CBOE Withdraws Its Bitcoin ETF Application Amid A Government Shutdown

CBOE Withdraws Its Bitcoin ETF Application Amid A Government Shutdown

CBOE Global Markets Inc. has retracted the most anticipated rule change proposal application to the SEC, whose approval would have seen the launch of the very first Bitcoin exchange-traded fund (ETF) in the US.

The CBOE withdrew its application on the 22nd, and the SEC made the formal announcement a day later on Wednesday the 23rd, January 2019. The CBOE is blaming the government for the need to withdraw its application citing the ongoing partial US government shutdown. Under its initial application from June 2018, the Bitcoin ETF would be backed by VanEck Associates Corp. and SolidX Partners Inc.

According to the SEC processes, the commission had until February 27th to make the determination whether to approve or deny the proposal considering that it had exhausted its postponement provisions.

However, following the protracted US government shutdown, the commission would have been forced to reject the proposal due to the limited time available to make a thorough review of the proposal. Therefore, to avoid the imminent rejection, the CBOE decided to pull their proposal.

SEC Office

Talking to CNBC, however, the VanEck CEO Jan van Eck, assured that the company would be resubmitting the proposal at a later date once the SEC is back in operation.

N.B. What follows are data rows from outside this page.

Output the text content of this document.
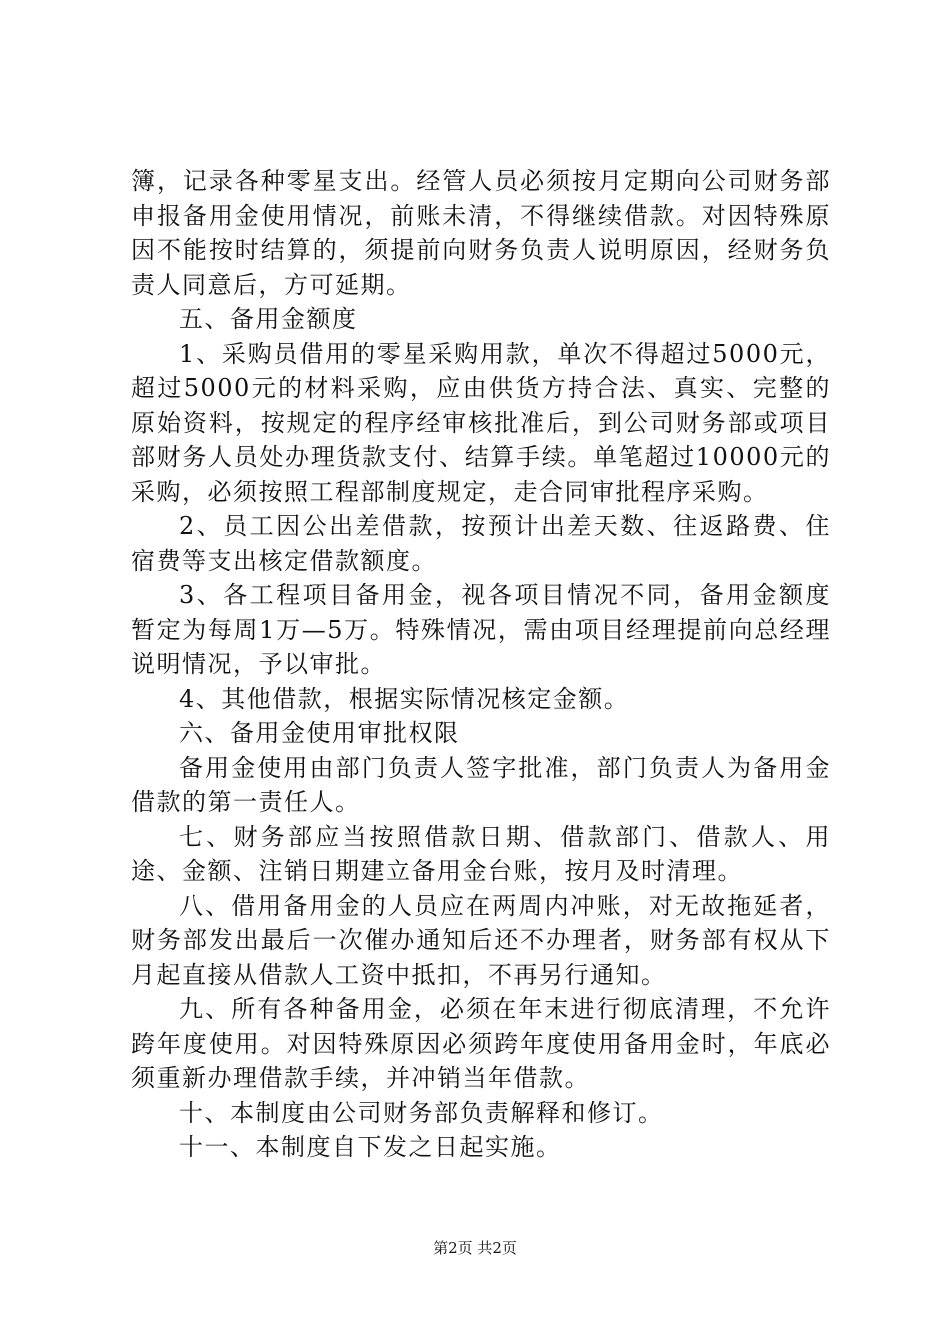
簿，记录各种零星支出。经管人员必须按月定期向公司财务部申报备用金使用情况，前账未清，不得继续借款。对因特殊原因不能按时结算的，须提前向财务负责人说明原因，经财务负责人同意后，方可延期。

五、备用金额度

1、采购员借用的零星采购用款，单次不得超过5000元，超过5000元的材料采购，应由供货方持合法、真实、完整的原始资料，按规定的程序经审核批准后，到公司财务部或项目部财务人员处办理货款支付、结算手续。单笔超过10000元的采购，必须按照工程部制度规定，走合同审批程序采购。

2、员工因公出差借款，按预计出差天数、往返路费、住宿费等支出核定借款额度。

3、各工程项目备用金，视各项目情况不同，备用金额度暂定为每周1万—5万。特殊情况，需由项目经理提前向总经理说明情况，予以审批。

4、其他借款，根据实际情况核定金额。

六、备用金使用审批权限

备用金使用由部门负责人签字批准，部门负责人为备用金借款的第一责任人。

七、财务部应当按照借款日期、借款部门、借款人、用途、金额、注销日期建立备用金台账，按月及时清理。

八、借用备用金的人员应在两周内冲账，对无故拖延者，财务部发出最后一次催办通知后还不办理者，财务部有权从下月起直接从借款人工资中抵扣，不再另行通知。

九、所有各种备用金，必须在年末进行彻底清理，不允许跨年度使用。对因特殊原因必须跨年度使用备用金时，年底必须重新办理借款手续，并冲销当年借款。

十、本制度由公司财务部负责解释和修订。

十一、本制度自下发之日起实施。

第2页 共2页
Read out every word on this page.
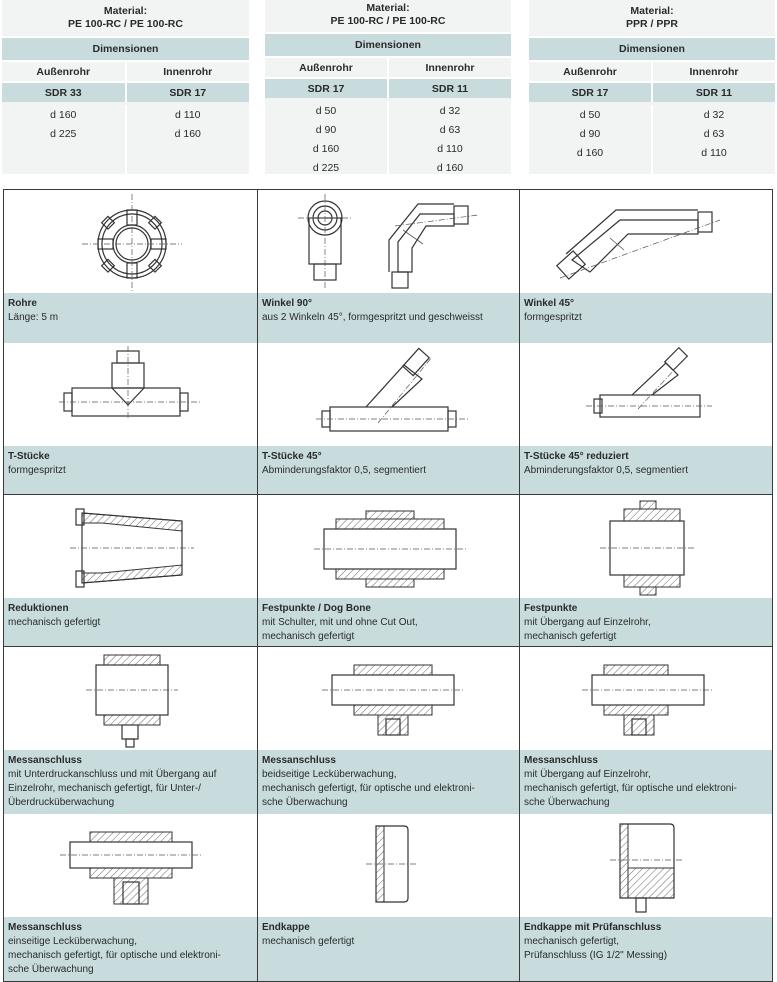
Material:
PE 100-RC / PE 100-RC
Dimensionen
Außenrohr	Innenrohr
SDR 33	SDR 17
d 160	d 110
d 225	d 160
Material:
PE 100-RC / PE 100-RC
Dimensionen
Außenrohr	Innenrohr
SDR 17	SDR 11
d 50	d 32
d 90	d 63
d 160	d 110
d 225	d 160
Material:
PPR / PPR
Dimensionen
Außenrohr	Innenrohr
SDR 17	SDR 11
d 50	d 32
d 90	d 63
d 160	d 110
Rohre
Länge: 5 m
Winkel 90°
aus 2 Winkeln 45°, formgespritzt und geschweisst
Winkel 45°
formgespritzt
T-Stücke
formgespritzt
T-Stücke 45°
Abminderungsfaktor 0,5, segmentiert
T-Stücke 45° reduziert
Abminderungsfaktor 0,5, segmentiert
Reduktionen
mechanisch gefertigt
Festpunkte / Dog Bone
mit Schulter, mit und ohne Cut Out,
mechanisch gefertigt
Festpunkte
mit Übergang auf Einzelrohr,
mechanisch gefertigt
Messanschluss
mit Unterdruckanschluss und mit Übergang auf
Einzelrohr, mechanisch gefertigt, für Unter-/
Überdrucküberwachung
Messanschluss
beidseitige Lecküberwachung,
mechanisch gefertigt, für optische und elektroni-
sche Überwachung
Messanschluss
mit Übergang auf Einzelrohr,
mechanisch gefertigt, für optische und elektroni-
sche Überwachung
Messanschluss
einseitige Lecküberwachung,
mechanisch gefertigt, für optische und elektroni-
sche Überwachung
Endkappe
mechanisch gefertigt
Endkappe mit Prüfanschluss
mechanisch gefertigt,
Prüfanschluss (IG 1/2" Messing)
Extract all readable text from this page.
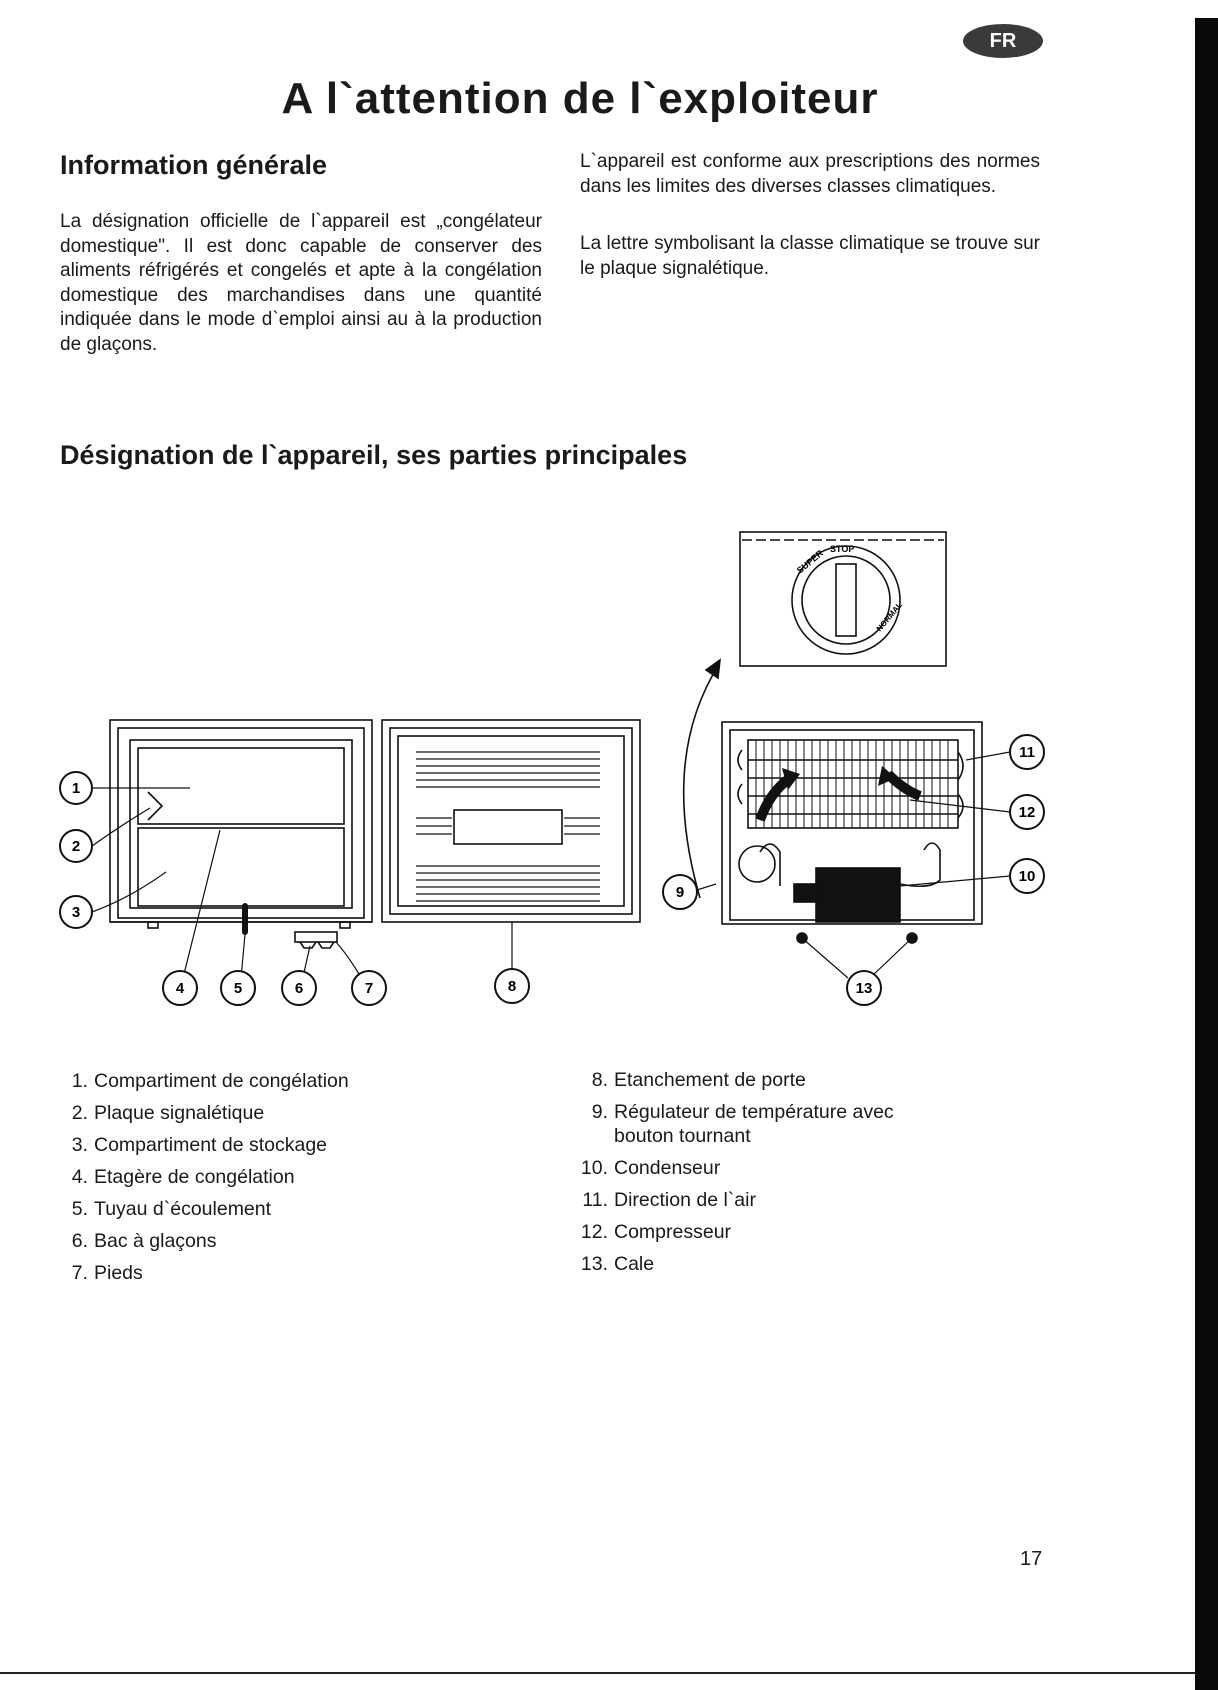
FR
A l`attention de l`exploiteur
Information générale
La désignation officielle de l`appareil est „congélateur domestique". Il est donc capable de conserver des aliments réfrigérés et congelés et apte à la congélation domestique des marchandises dans une quantité indiquée dans le mode d`emploi ainsi au à la production de glaçons.
L`appareil est conforme aux prescriptions des normes dans les limites des diverses classes climatiques.
La lettre symbolisant la classe climatique se trouve sur le plaque signalétique.
Désignation de l`appareil, ses parties principales
SUPER STOP
NORMAL
1
2
3
4	5	6	7	8
9
10
11
12
13
1. Compartiment de congélation
2. Plaque signalétique
3. Compartiment de stockage
4. Etagère de congélation
5. Tuyau d`écoulement
6. Bac à glaçons
7. Pieds
8. Etanchement de porte
9. Régulateur de température avec bouton tournant
10. Condenseur
11. Direction de l`air
12. Compresseur
13. Cale
17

“We were engaged in discussions with the SEC about the bitcoin-related issues, custody, market manipulation, prices, and that had to stop. And so, instead of trying to slip through or something, we just had the application pulled and we will re-file when the SEC gets going again,” he said.

In an official statement by the CBOE to the media, the company stated that

“CBOE’s decision to withdraw its filing with the SEC to list and trade shares of the VanEck SolidX Bitcoin Trust is a function of timing related to the U.S. government shutdown as the end of the review period approaches.”

Further, the statement reiterated the CEO’s statement about refiling the same proposal at a more convenient time.

“We plan to resubmit a filing at a later date and look forward to continued discussions with the SEC.”

If it does reapply at a later date as stated, it is worth noting that the SEC’s timeline of approving the proposal gets rewound and starts as a fresh application. If the SEC decides to treat it similarly as the withdrawn application, we could see the ruling pushed further towards the end of the year or even into the coming year 2020.